The agency that was supposed to stand between everyday Americans and financial predators is being stripped down to a skeleton, and the people who are going to feel it first aren’t billionaires. It’s the working class.

Welcome to the fallout from the gutting of the Consumer Financial Protection Bureau.

The CFPB wasn’t built for Wall Street comfort. It was built after the 2008 financial crash specifically to stop banks, lenders, and credit companies from running wild on regular people. And it worked. Since its creation, it has returned over $21 billion to consumers who were cheated through hidden fees, predatory loans, and shady financial tricks.

Now imagine pulling the teeth out of that watchdog.

That’s essentially what’s happening.

Under Donald Trump’s current policy direction, the CFPB is being hit from multiple angles at once. Funding has been slashed nearly in half, cutting its ability to operate at full strength. At the same time, there have been aggressive attempts to reduce staff by two-thirds or more, including efforts to wipe out large portions of enforcement and supervision teams.
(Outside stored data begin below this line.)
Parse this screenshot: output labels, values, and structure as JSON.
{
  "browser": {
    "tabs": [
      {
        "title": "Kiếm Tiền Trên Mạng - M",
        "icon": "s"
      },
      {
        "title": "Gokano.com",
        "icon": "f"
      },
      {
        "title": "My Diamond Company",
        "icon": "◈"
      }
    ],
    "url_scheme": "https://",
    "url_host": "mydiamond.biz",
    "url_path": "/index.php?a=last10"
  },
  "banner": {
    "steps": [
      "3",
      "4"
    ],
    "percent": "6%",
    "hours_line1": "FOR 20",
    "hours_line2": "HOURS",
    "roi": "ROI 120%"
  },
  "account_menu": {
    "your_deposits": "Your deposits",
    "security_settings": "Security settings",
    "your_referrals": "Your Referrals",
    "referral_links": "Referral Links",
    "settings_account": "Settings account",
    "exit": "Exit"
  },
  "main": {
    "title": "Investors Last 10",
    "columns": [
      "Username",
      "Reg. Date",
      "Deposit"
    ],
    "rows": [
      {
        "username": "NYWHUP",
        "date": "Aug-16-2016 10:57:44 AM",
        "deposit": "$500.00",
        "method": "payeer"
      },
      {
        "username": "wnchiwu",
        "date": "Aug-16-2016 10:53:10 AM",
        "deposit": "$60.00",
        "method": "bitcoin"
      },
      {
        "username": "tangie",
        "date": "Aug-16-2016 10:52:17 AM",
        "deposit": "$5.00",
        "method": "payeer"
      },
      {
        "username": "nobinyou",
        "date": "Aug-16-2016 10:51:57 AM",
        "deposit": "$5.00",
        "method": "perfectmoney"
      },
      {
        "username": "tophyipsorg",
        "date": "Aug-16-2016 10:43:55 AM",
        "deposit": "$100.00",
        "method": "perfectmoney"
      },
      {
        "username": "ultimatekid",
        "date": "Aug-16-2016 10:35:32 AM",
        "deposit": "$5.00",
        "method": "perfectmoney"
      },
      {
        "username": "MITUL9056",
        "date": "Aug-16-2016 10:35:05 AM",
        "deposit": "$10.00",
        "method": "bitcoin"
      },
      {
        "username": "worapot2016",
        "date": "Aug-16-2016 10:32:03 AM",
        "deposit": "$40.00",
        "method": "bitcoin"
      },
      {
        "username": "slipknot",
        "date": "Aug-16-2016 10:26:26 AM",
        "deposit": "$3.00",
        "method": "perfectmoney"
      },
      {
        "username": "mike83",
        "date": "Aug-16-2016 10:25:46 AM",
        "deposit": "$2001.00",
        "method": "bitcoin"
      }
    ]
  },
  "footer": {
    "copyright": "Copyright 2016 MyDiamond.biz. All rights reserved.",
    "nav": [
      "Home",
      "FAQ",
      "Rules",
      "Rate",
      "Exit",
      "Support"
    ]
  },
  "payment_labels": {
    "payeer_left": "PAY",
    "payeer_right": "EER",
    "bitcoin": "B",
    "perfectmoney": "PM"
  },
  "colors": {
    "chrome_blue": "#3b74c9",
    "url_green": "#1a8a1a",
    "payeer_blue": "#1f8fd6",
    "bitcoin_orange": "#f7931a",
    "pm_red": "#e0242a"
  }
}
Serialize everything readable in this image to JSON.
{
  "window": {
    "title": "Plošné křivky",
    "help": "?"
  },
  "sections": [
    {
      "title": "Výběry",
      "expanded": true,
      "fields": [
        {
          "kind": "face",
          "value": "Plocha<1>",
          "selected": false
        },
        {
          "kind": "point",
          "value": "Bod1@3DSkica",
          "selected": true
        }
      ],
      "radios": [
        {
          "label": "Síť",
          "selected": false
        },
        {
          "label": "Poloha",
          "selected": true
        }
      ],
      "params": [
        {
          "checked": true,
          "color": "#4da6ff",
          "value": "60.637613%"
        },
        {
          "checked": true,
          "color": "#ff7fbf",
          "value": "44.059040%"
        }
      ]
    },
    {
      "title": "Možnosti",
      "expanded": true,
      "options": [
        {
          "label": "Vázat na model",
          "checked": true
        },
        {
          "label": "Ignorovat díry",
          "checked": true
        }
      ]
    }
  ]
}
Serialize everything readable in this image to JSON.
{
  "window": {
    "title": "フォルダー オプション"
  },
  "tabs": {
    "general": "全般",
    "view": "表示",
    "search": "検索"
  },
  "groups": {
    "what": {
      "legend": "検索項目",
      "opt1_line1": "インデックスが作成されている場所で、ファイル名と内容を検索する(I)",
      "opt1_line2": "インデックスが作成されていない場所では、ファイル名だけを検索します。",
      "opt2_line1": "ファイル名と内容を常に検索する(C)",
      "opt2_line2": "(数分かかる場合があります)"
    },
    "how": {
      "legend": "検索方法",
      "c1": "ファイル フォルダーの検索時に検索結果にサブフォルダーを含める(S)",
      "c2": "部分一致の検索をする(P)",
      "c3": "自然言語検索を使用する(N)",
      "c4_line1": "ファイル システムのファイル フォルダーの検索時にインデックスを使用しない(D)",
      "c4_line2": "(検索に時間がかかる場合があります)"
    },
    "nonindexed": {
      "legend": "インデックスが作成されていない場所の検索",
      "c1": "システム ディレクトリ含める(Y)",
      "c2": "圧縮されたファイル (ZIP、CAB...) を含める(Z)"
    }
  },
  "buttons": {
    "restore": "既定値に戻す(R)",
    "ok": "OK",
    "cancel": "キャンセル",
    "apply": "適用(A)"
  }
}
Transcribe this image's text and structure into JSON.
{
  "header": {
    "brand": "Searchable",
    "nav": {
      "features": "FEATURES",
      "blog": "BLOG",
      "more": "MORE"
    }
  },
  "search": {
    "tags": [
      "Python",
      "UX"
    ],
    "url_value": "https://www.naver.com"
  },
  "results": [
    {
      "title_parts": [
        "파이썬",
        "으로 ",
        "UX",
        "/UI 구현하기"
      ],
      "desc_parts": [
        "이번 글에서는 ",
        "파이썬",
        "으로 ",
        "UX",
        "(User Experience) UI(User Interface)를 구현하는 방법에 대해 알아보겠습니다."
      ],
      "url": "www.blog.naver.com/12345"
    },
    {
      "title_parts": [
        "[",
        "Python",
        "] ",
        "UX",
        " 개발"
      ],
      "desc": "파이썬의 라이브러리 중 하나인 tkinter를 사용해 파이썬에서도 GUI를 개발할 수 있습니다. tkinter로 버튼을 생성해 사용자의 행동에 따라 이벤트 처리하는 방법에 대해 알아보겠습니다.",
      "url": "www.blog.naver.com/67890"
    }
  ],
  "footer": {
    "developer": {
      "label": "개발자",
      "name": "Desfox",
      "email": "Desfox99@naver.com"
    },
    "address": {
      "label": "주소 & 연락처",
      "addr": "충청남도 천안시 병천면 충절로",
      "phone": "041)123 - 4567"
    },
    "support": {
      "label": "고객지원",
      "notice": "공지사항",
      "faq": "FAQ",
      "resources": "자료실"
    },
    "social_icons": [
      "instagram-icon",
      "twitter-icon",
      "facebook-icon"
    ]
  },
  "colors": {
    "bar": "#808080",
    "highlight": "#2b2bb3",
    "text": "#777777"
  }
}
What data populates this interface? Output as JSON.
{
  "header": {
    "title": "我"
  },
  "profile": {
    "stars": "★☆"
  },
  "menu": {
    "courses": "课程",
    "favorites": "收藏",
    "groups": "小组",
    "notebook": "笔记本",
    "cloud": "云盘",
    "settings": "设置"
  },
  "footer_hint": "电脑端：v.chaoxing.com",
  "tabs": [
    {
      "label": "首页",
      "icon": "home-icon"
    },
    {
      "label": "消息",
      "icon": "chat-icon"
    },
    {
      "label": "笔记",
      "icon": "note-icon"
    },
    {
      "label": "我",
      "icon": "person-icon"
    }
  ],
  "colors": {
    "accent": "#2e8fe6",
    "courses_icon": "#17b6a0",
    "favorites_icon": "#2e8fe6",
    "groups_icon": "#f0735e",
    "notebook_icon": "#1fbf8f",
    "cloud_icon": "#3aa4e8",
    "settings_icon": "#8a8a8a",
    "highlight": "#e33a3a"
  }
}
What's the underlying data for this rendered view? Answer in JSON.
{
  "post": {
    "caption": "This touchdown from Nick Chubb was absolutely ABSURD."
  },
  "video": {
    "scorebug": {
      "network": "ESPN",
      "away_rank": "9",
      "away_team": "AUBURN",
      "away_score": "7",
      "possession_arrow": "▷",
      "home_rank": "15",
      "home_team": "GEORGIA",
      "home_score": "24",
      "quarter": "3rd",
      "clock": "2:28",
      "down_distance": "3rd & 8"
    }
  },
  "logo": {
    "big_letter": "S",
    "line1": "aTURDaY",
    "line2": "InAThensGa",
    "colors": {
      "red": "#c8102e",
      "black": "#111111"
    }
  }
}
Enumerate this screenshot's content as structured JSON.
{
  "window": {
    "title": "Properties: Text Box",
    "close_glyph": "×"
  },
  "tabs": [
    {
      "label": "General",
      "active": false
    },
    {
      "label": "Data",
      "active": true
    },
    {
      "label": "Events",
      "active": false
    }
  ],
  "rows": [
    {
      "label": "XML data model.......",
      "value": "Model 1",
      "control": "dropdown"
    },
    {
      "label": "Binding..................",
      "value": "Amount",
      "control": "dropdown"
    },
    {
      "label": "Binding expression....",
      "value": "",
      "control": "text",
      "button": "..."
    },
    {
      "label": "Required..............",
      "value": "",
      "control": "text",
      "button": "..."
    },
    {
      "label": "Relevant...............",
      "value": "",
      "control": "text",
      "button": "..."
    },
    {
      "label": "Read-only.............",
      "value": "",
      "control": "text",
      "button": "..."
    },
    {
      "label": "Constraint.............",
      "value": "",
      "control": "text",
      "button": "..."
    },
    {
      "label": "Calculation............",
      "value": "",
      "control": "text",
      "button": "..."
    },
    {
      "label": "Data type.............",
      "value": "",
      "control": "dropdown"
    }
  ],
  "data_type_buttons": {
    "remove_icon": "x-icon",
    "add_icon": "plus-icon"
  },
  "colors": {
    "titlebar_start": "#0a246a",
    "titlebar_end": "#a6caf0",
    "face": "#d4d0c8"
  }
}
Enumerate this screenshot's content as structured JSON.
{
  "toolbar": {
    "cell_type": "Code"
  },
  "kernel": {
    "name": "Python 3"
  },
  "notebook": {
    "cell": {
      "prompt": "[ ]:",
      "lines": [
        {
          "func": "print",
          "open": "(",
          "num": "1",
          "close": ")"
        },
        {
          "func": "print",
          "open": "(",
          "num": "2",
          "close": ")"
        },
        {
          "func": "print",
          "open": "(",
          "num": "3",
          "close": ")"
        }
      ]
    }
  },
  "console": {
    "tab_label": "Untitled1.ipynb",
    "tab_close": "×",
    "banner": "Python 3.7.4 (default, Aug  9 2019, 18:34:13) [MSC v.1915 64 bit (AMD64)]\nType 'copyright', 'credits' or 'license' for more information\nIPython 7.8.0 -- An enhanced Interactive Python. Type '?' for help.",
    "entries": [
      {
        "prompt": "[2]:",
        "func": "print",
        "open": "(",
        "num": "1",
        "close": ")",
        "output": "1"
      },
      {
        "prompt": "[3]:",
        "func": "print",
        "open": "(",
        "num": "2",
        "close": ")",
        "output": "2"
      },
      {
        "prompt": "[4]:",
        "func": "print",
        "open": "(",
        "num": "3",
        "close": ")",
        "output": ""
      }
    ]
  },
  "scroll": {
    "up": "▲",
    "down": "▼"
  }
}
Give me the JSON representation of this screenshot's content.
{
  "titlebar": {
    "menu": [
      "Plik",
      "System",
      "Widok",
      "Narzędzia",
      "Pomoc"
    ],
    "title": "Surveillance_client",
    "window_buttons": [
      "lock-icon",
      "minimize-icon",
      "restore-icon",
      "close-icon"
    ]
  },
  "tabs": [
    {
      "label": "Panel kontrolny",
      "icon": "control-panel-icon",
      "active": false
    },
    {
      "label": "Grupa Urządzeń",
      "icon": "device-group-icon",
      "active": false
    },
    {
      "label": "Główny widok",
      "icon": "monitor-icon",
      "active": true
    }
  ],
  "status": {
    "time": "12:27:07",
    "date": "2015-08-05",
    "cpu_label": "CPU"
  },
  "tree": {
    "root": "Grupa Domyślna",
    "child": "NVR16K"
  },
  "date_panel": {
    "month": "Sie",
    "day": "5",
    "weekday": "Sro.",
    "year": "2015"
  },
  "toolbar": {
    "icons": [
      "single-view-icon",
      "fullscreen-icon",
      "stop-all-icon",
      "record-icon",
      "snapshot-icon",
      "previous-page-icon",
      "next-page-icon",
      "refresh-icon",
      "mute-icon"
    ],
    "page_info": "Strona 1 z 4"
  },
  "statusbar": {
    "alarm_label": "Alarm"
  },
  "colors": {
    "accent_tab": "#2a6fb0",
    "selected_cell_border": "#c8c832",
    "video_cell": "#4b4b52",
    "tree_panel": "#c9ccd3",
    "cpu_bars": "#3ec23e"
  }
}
Trump’s Reckless Gutting of the Consumer Financial Protection Bureau

Translation? Fewer watchdogs. Fewer investigations. Fewer consequences for bad actors.

And that’s not theoretical. It’s already showing up in policy.

In April 2026, the CFPB moved to eliminate a key anti-discrimination standard in lending, weakening protections that previously helped guard against systemic bias in loans and credit decisions.

That’s not a small tweak. That’s removing a safety net.

For working-class Americans, especially those already navigating tight budgets, this kind of rollback hits like a slow bleed rather than a sudden crash. You don’t always see it immediately. You feel it when your credit card interest spikes and nobody steps in. You feel it when a lender slips in hidden fees and there’s no enforcement body with the manpower to challenge it. You feel it when algorithms quietly discriminate and there’s no legal pressure forcing fairness.

And the numbers behind the scenes are just as grim.

Supervision of financial institutions is being scaled back. Enforcement actions are being reduced. Entire investigations have been halted or dropped as the agency shrinks.

That’s not reform. That’s retreat.

Critics, including multiple state attorneys general, are sounding alarms that these cuts will leave families exposed to deceptive practices, effectively shifting power back toward large financial institutions.

And here’s the uncomfortable truth buried underneath the policy language:

When the referee leaves the game, the players don’t suddenly become honest.

They get aggressive.

Banks and lenders operate on incentives. If oversight weakens, profit-maximizing behavior fills the gap. That means higher fees, riskier loan structures, and more pressure on people who already have the least margin for error.

The working class doesn’t have the luxury of absorbing those hits. They’re the ones juggling rent, credit, groceries, and unexpected expenses all at once. When protections disappear, the impact isn’t academic. It’s immediate and personal.

Supporters of the cuts argue that the CFPB was overreaching, too powerful, too burdensome on businesses. That it needed to be scaled back. But even if you buy that argument, there’s a difference between trimming an agency and hollowing it out.

Right now, this looks a lot closer to hollowing.

Because when you cut funding, slash staff, weaken rules, and slow enforcement all at once, you’re not just making an agency smaller.

You’re making it quieter.

And for the working class, quiet watchdogs are the most dangerous kind.